Carofiglio a Brescia narra il Guerrieri de «La misura del tempo»
Una chiacchierata divertente e stimolante; parole argute e ironia, citazioni e quell'andare oltre il romanzo guardando all'attualità. C'è stato tutto questo ieri, nell'auditorium di Confartigianato, nell'incontro con Gianrico Carofiglio. Al centro dell'incontro «La misura del tempo», il nuovo legal thriller con protagonista l'avvocato Guido Guerrieri. Uno spunto però per allargare il cerchio.
Puntuale, Carofiglio entra in un auditorium gremito già un quarto d'ora prima dell'inizio. Camicia e giacca, barba incolta ma curata e quell'orologio portato sopra il polsino che ricorda l'Avvocato e un certo tipo di eleganza, Carofiglio è capace di mettere i presenti subito a loro agio raccontando di un recente sberleffo ricevuto per strada, a Roma, da uno sconosciuto e di un'intervista con una giornalista sprovveduta, soprattutto di humor.
Poi si entra nel vivo e, incalzato dal nostro Claudio Baroni e da Emilio Del Bono, che si dimostra un suo appassionato lettore, racconta la genesi de «La misura del tempo» e di come abbia voluto prima raccontare la storia di una persona che torna dal passato perché è «affascinato dai percorsi tortuosi della vita» e da chi da giovane prometteva un futuro sfavillante e poi da adulto si è dimostrato il contrario o viceversa. E a questo punto arriva il nostro avvocato Guerrieri, personaggio talmente caro al suo autore da «non poterne scrivere ogni anno».
Sottolinea che tutto ciò che c'è in un romanzo deve essere utile, anche solo ad inquadrare un personaggio, come la lezione ai giovani magistrati che tiene Guerrieri o la ricetta degli spaghetti all'assassino.
E qui allora si parla del patto narrativo che Carofiglio stipula con i suoi lettori: «Se lo scrittore - spiega - sceglie di scrivere un romanzo realista deve aderire alla realtà, perché se non lo fai il lettore smette di leggere. Ed è quello che succede a me - ammette - quando leggo alcuni romanzi e trovo errori dal punto di vista procedurale».
«La misura del tempo» è la doppia scommessa dell'ex magistrato: «Letteraria e narrativa, quest'ultima perché scommetto che ti appassionerà; letteraria perché la lingua del diritto diventi strumento per creare letteratura».
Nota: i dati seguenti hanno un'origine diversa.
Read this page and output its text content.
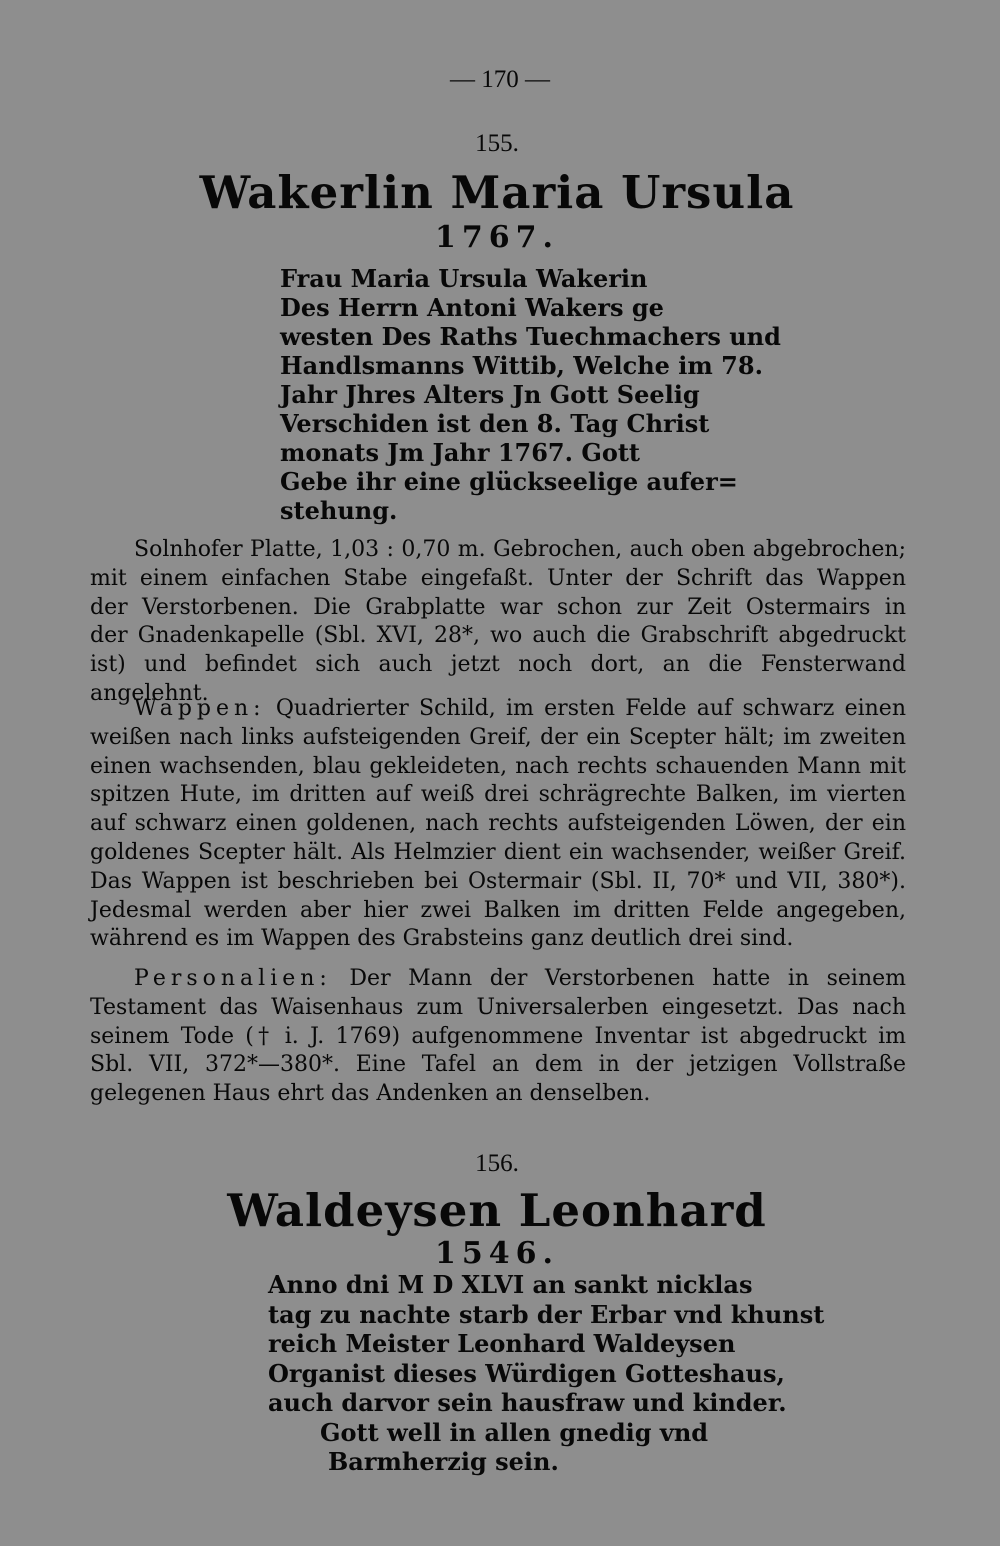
— 170 —
155.
Wakerlin Maria Ursula
1767.
Frau Maria Ursula Wakerin
Des Herrn Antoni Wakers ge
westen Des Raths Tuechmachers und
Handlsmanns Wittib, Welche im 78.
Jahr Jhres Alters Jn Gott Seelig
Verschiden ist den 8. Tag Christ
monats Jm Jahr 1767. Gott
Gebe ihr eine glückseelige aufer=
stehung.
Solnhofer Platte, 1,03 : 0,70 m. Gebrochen, auch oben abgebrochen;
mit einem einfachen Stabe eingefaßt. Unter der Schrift das Wappen
der Verstorbenen. Die Grabplatte war schon zur Zeit Ostermairs in
der Gnadenkapelle (Sbl. XVI, 28*, wo auch die Grabschrift abgedruckt
ist) und befindet sich auch jetzt noch dort, an die Fensterwand angelehnt.
Wappen: Quadrierter Schild, im ersten Felde auf schwarz einen
weißen nach links aufsteigenden Greif, der ein Scepter hält; im zweiten
einen wachsenden, blau gekleideten, nach rechts schauenden Mann mit
spitzen Hute, im dritten auf weiß drei schrägrechte Balken, im vierten
auf schwarz einen goldenen, nach rechts aufsteigenden Löwen, der ein
goldenes Scepter hält. Als Helmzier dient ein wachsender, weißer Greif.
Das Wappen ist beschrieben bei Ostermair (Sbl. II, 70* und VII, 380*).
Jedesmal werden aber hier zwei Balken im dritten Felde angegeben,
während es im Wappen des Grabsteins ganz deutlich drei sind.
Personalien: Der Mann der Verstorbenen hatte in seinem
Testament das Waisenhaus zum Universalerben eingesetzt. Das nach
seinem Tode († i. J. 1769) aufgenommene Inventar ist abgedruckt im
Sbl. VII, 372*—380*. Eine Tafel an dem in der jetzigen Vollstraße
gelegenen Haus ehrt das Andenken an denselben.
156.
Waldeysen Leonhard
1546.
Anno dni M D XLVI an sankt nicklas
tag zu nachte starb der Erbar vnd khunst
reich Meister Leonhard Waldeysen
Organist dieses Würdigen Gotteshaus,
auch darvor sein hausfraw und kinder.
Gott well in allen gnedig vnd
Barmherzig sein.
E qui Carofiglio non si trattiene e racconta di Lucarelli che gli ha rivelato come porti a lezione i suoi libri perché ciò che il barese scrive è ciò che lui dice ai suoi studenti di non fare, ma con lui funziona: «Questo è il miglior complimento che ho ricevuto - racconta soddisfatto - le regole di possono sovvertire quando le si conosce».
E come non parlare di Bari (qui ad incalzare il nostro scrittore è, guarda caso, Del Bono): «Quando inizi a creare un mondo - spiega Carofiglio - ti aggrappi a ciò che conosci. La mia Bari esiste, si riconoscono luoghi e personaggi. Poi ci sono botole - dice sorridendo divertito - che ci portano in un mondo fantastico, là sospendi per un attimo le regole, come l'Osteria del caffelatte, la libreria notturna che in realtà non esiste».
Anche il linguaggio, la parola, non è lasciata al caso perché «le parole sono bisturi, possono ferire o curare. Non sono oggetti contundenti da lanciare». E qui non si può non pensare alla politica, alle sardine e agli haters: «Lo diceva Confucio - continua - quando le parole perdono di significato le persone perdono la libertà; sudditi sono i destinatari di un linguaggio manipolatorio». E poi cita Rosa Luxemburg: «Il primo gesto rivoluzionario è dare nome giusto alle cose».